Badanie przeprowadzone przez naukowców z Oxford University i Berlin Social Science Center ujawniło, że obecny poziom emigracji z Wielkiej Brytanii do UE jest najwyższy od dziesięciu lat.
Szacuje się, że w 2019 roku, do krajów członkowskich Unii, wyemigrowało 84 000 obywateli Wielkiej Brytanii. Dla porównania, w 2015 roku było to 58 000 osób, a w 2012 roku 46 000.
Największe przyspieszenie tendencji rosnącej, zauważonej już w 2010 roku, nastąpiło tuż po referendum ws. Brexit'u w 2016 roku. Uważa się, że obecnie w Europie mieszka około 1,2 miliona Brytyjczyków, z których zdecydowana większość to osoby w sile wieku.
Naukowcy podkreślają jednak, że niepewność wywołana Brexit'em i dodatkowo podsycana przez polityków, spowodowała migrację w oby kierunkach. Autorzy badania wykorzystali krajowe statystyki imigracyjne, aby stworzyć dokładniejszy obraz migracji między Wielką Brytanią a UE, sondaże czy ankiety zakładają zwykle margines błędu.
Tymczasem zarówno Bruksela jak i Londyn, podkreślają, że prawa obywateli UE w Zjednoczonym Królestwie, jak i Brytyjczyków w zjednoczonej europie, były kluczowym zagadnieniem w rozmowach dotyczących Brexit'u.

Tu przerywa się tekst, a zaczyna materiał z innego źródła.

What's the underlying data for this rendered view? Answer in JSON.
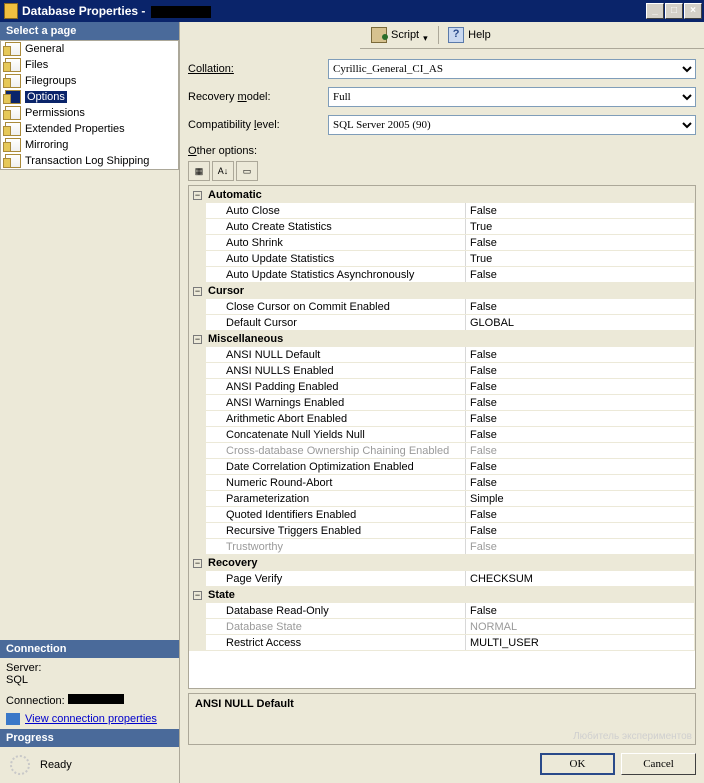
{
  "title": "Database Properties - ",
  "winbtns": {
    "min": "_",
    "max": "□",
    "close": "×"
  },
  "toolbar": {
    "script": "Script",
    "help": "Help"
  },
  "sidebar": {
    "header": "Select a page",
    "items": [
      {
        "label": "General"
      },
      {
        "label": "Files"
      },
      {
        "label": "Filegroups"
      },
      {
        "label": "Options",
        "selected": true
      },
      {
        "label": "Permissions"
      },
      {
        "label": "Extended Properties"
      },
      {
        "label": "Mirroring"
      },
      {
        "label": "Transaction Log Shipping"
      }
    ],
    "connection": {
      "header": "Connection",
      "server_label": "Server:",
      "server_value": "SQL",
      "conn_label": "Connection:",
      "link": "View connection properties"
    },
    "progress": {
      "header": "Progress",
      "status": "Ready"
    }
  },
  "form": {
    "collation": {
      "label": "Collation:",
      "value": "Cyrillic_General_CI_AS"
    },
    "recovery": {
      "label": "Recovery model:",
      "value": "Full"
    },
    "compat": {
      "label": "Compatibility level:",
      "value": "SQL Server 2005 (90)"
    },
    "other": "Other options:"
  },
  "grid": {
    "categories": [
      {
        "name": "Automatic",
        "rows": [
          {
            "k": "Auto Close",
            "v": "False"
          },
          {
            "k": "Auto Create Statistics",
            "v": "True"
          },
          {
            "k": "Auto Shrink",
            "v": "False"
          },
          {
            "k": "Auto Update Statistics",
            "v": "True"
          },
          {
            "k": "Auto Update Statistics Asynchronously",
            "v": "False"
          }
        ]
      },
      {
        "name": "Cursor",
        "rows": [
          {
            "k": "Close Cursor on Commit Enabled",
            "v": "False"
          },
          {
            "k": "Default Cursor",
            "v": "GLOBAL"
          }
        ]
      },
      {
        "name": "Miscellaneous",
        "rows": [
          {
            "k": "ANSI NULL Default",
            "v": "False"
          },
          {
            "k": "ANSI NULLS Enabled",
            "v": "False"
          },
          {
            "k": "ANSI Padding Enabled",
            "v": "False"
          },
          {
            "k": "ANSI Warnings Enabled",
            "v": "False"
          },
          {
            "k": "Arithmetic Abort Enabled",
            "v": "False"
          },
          {
            "k": "Concatenate Null Yields Null",
            "v": "False"
          },
          {
            "k": "Cross-database Ownership Chaining Enabled",
            "v": "False",
            "disabled": true
          },
          {
            "k": "Date Correlation Optimization Enabled",
            "v": "False"
          },
          {
            "k": "Numeric Round-Abort",
            "v": "False"
          },
          {
            "k": "Parameterization",
            "v": "Simple"
          },
          {
            "k": "Quoted Identifiers Enabled",
            "v": "False"
          },
          {
            "k": "Recursive Triggers Enabled",
            "v": "False"
          },
          {
            "k": "Trustworthy",
            "v": "False",
            "disabled": true
          }
        ]
      },
      {
        "name": "Recovery",
        "rows": [
          {
            "k": "Page Verify",
            "v": "CHECKSUM"
          }
        ]
      },
      {
        "name": "State",
        "rows": [
          {
            "k": "Database Read-Only",
            "v": "False"
          },
          {
            "k": "Database State",
            "v": "NORMAL",
            "disabled": true
          },
          {
            "k": "Restrict Access",
            "v": "MULTI_USER"
          }
        ]
      }
    ],
    "description": "ANSI NULL Default"
  },
  "footer": {
    "ok": "OK",
    "cancel": "Cancel"
  },
  "watermark": "Любитель\nэкспериментов"
}
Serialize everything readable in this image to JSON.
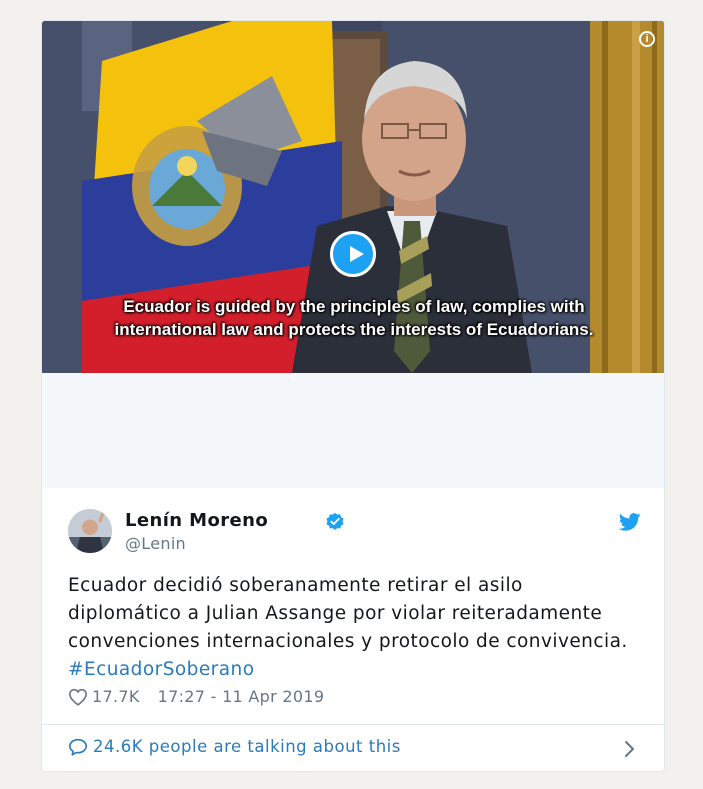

Przemawiając we wtorek rano w Parlamencie Europejskim Guy Verhofstadt, unijny koordynator ds. Brexit, powiedział, że „Wszystkie problemy, przed którymi stoją obywatele krajów Unii mieszkający w Wielkiej Brytanii, muszą zostać rozwiązane”, zanim UE zatwierdzi umowę o wystąpieniu. Verhofstadt poinformował, iż obawy dotyczące deportacji obywateli państw UE z terenu UK, jeśli przekroczą termin uzyskania statusu osoby osiedlonej, są bezpodstawne. Koordynator, żądał pełnego zabezpieczenia praw europejczyków na Wyspach.
Dwa tygodnie temu, przedstawiciele obywateli Wielkiej Brytanii mieszkających w UE ostrzegli pisemnie Borisa Johnson'a, że wypowiedzi ministrów jego rządu, sprawiają, że ich przyszłość staje się niepewna. UE zapowiedziała, że będzie traktować brytyjskich migrantów w taki sam sposób, jak strona brytyjska obywateli UE.